Как-то раз Андреа рассказала ему, что она в душе наполовину мужчина, а наполовину женщина, и что ей нравится наряжаться в мужскую одежду и в компании своих приятелей, панк-рок-музыкантов, обходить гей-бары и дискотеки нижней части манхэттенской Вест-Сайд.
Она поведала, что мужская чувственность проявилась в ней, когда тинэйджером она закрутила роман с убежденным бисексуалом. Она сопровождала его в тайных поисках любовника, а иногда даже предлагала себя в качестве приманки, чтобы заманить партнера для своего приятеля. Приятель ее, в свою очередь, позволял ей наблюдать свои любовные контакты с мужчиной. Для нее стало настоящим откровением, утверждала она, что, наблюдая за ними, она испытывала не женское, но мужское возбуждение. В такие моменты она всегда хотела удовлетворить своего дружка, как это делал другой мужчина, и когда любовью с ним занималась она сама, то воображала, что у нее тоже есть член — совсем такой, как у него.
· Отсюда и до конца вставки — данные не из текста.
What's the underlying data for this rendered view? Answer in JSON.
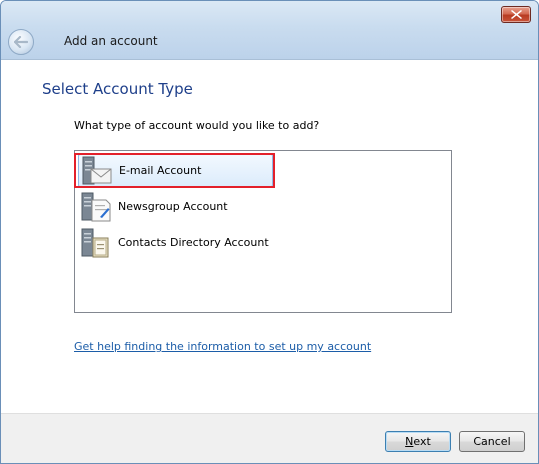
{
  "window": {
    "title": "Add an account"
  },
  "page": {
    "heading": "Select Account Type",
    "question": "What type of account would you like to add?",
    "help_link": "Get help finding the information to set up my account"
  },
  "account_types": [
    {
      "label": "E-mail Account",
      "icon": "email-server-icon",
      "selected": true
    },
    {
      "label": "Newsgroup Account",
      "icon": "newsgroup-server-icon",
      "selected": false
    },
    {
      "label": "Contacts Directory Account",
      "icon": "directory-server-icon",
      "selected": false
    }
  ],
  "buttons": {
    "next_mnemonic": "N",
    "next_rest": "ext",
    "cancel": "Cancel"
  },
  "colors": {
    "heading": "#1e3f8a",
    "link": "#1c5da8",
    "highlight": "#e3202a"
  }
}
Андреа гордилась своими навыками в искусстве обольщения. Часто среди ночи, когда ей не спалось, она наугад выбирала мужское имя в телефонной книге, набирала номер, грудным голосом представлялась Людмилой, или Ванессой, или Карен и сообщала, что проснулась и, чтобы вновь погрузиться в сон, нуждается в "эротической беседе". Если мужчина вешал трубку, она набирала другой номер и повторяла свою прелюдию. Она могла вовлечь ничего не подозревающего мужчину в долгий разговор и еще черт знает во что. Наблюдая за лежащим рядом Домостроем, она оценивала по его реакции воздействие каждого произнесенного ею слова.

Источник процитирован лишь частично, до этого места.